Astronomers have finally discovered why the Milky Way is barrelling through space faster than the universe’s rate of expansion. It is being pushed from behind by an enormous void dubbed the “dipole repeller”.
The work, published today in Nature Astronomy, fills a gaping hole in our understanding of the local universe.
The Milky Way galaxy is a whirling disc 100,000 light-years across, sparkling with 100 billion stars. But zoom out and our galaxy is but a speck of dust, tossed about by cosmic currents of gravity.
As discovered by Edwin Hubble in the 1930s, galaxies fly apart because the universe itself is expanding. But on top of this general expansion, there is also a local movement of galaxies driven by gravity – like little eddies on the surface of a rushing tide.
By mapping these eddies, known as the “peculiar velocities”, astronomers are gradually identifying the seats of gravitational power in our local universe.

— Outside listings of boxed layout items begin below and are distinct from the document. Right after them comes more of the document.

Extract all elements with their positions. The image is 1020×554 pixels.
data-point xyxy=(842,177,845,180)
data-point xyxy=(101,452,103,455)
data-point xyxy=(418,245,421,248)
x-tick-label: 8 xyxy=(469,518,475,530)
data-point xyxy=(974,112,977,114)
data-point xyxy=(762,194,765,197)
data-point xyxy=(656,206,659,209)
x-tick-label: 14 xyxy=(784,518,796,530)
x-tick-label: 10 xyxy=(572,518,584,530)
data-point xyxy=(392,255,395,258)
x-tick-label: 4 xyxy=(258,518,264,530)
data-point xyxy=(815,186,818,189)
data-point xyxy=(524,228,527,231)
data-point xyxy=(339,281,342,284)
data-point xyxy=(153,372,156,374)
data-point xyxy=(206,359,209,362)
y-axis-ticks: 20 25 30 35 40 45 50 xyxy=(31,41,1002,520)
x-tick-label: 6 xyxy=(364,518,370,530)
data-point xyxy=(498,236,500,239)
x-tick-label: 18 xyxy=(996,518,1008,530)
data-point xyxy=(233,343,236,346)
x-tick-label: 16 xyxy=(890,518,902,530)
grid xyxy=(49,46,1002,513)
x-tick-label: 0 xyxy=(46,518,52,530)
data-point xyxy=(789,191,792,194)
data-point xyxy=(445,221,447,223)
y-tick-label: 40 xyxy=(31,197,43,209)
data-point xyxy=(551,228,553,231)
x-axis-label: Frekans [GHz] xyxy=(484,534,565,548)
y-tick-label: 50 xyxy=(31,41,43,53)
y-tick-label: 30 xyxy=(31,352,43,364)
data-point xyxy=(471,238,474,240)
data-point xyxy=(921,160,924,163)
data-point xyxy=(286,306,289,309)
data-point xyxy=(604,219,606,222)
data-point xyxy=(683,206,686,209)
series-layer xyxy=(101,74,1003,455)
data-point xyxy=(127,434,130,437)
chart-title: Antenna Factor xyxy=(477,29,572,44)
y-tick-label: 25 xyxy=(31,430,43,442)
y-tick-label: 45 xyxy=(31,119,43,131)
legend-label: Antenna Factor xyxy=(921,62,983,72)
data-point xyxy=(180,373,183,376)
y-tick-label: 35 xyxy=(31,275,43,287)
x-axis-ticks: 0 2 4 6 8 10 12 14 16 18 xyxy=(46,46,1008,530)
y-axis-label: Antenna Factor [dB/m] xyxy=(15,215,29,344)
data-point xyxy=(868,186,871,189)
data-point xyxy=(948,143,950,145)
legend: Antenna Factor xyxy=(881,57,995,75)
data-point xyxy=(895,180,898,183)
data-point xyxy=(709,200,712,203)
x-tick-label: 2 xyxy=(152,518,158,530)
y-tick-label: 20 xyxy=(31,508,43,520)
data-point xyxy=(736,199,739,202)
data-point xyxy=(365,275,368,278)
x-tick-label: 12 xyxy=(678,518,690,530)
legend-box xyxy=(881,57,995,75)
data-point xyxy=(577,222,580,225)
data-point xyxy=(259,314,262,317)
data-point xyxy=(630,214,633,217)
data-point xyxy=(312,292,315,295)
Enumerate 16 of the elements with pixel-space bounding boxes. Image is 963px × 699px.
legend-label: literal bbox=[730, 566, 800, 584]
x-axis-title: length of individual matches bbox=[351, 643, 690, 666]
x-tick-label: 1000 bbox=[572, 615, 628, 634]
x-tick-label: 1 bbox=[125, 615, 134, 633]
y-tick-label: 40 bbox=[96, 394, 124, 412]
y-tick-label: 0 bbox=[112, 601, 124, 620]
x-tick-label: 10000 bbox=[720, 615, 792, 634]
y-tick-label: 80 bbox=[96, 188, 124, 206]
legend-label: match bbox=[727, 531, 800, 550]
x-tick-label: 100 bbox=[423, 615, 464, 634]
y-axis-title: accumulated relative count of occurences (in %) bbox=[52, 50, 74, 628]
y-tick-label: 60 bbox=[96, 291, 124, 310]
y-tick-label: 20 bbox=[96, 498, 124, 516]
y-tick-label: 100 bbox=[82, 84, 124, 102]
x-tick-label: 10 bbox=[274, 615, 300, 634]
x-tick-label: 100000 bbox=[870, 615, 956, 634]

In the 1970s, astronomers discovered that the Milky Way, along with all the other galaxies in our neighbourhood, were hurtling towards the same region of space – as if someone had pulled a plughole in the cosmos.
This mysterious region, 150 million light years away, must have an enormous gravitational pull, and so astronomers dubbed it the Great Attractor.
Later, astronomers realised the Great Attractor itself was in motion, being pulled towards an even stronger source of gravity, the Shapley Supercluster, a further 600 million light-years distant.
But neither of these two massive structures could fully explain the breakneck hurtling of our own Milky Way. Their direction of pull didn’t quite match up.
Now, astronomers led by Yehuda Hoffman at the Hebrew University in Jerusalem have identified the missing piece of the puzzle.
Through mapping the ‘flow’ of galaxies in our pocket of the universe, the team realised out that besides being pulled in one direction by Shapley and the Great Attractor, the Milky Way is also being pushed from behind – most probably by a huge region of space almost completely empty of galaxies.
What’s more, the direction of this push aligns almost exactly with the direction we’re actually travelling.
They dub the void the “dipole repeller” because the flow lines of galaxies (away from the Repeller and towards Shapley) create field lines similar to a dipole magnet.
Like everywhere else in the universe, the void is expanding, but without the gravity of any galaxies to keep its expansion in check. This means the expanding void pushes on nearby galaxies (including our own) a bit like bubbles of air expanding inside a rising cake.
In 2014, study co-authors Brent Tully from the University of Hawaii in the US and Helene Courtois from the University of Lyon in France used the same technique to measure the extent of our home supercluster, Laniakea – a local metropolis of 100,000 galaxies.
The next step is to survey the Repeller itself, and confirm the huge region empty of galaxies they expect. A strange situation where astronomers will look into their telescopes and hope to see … nothing.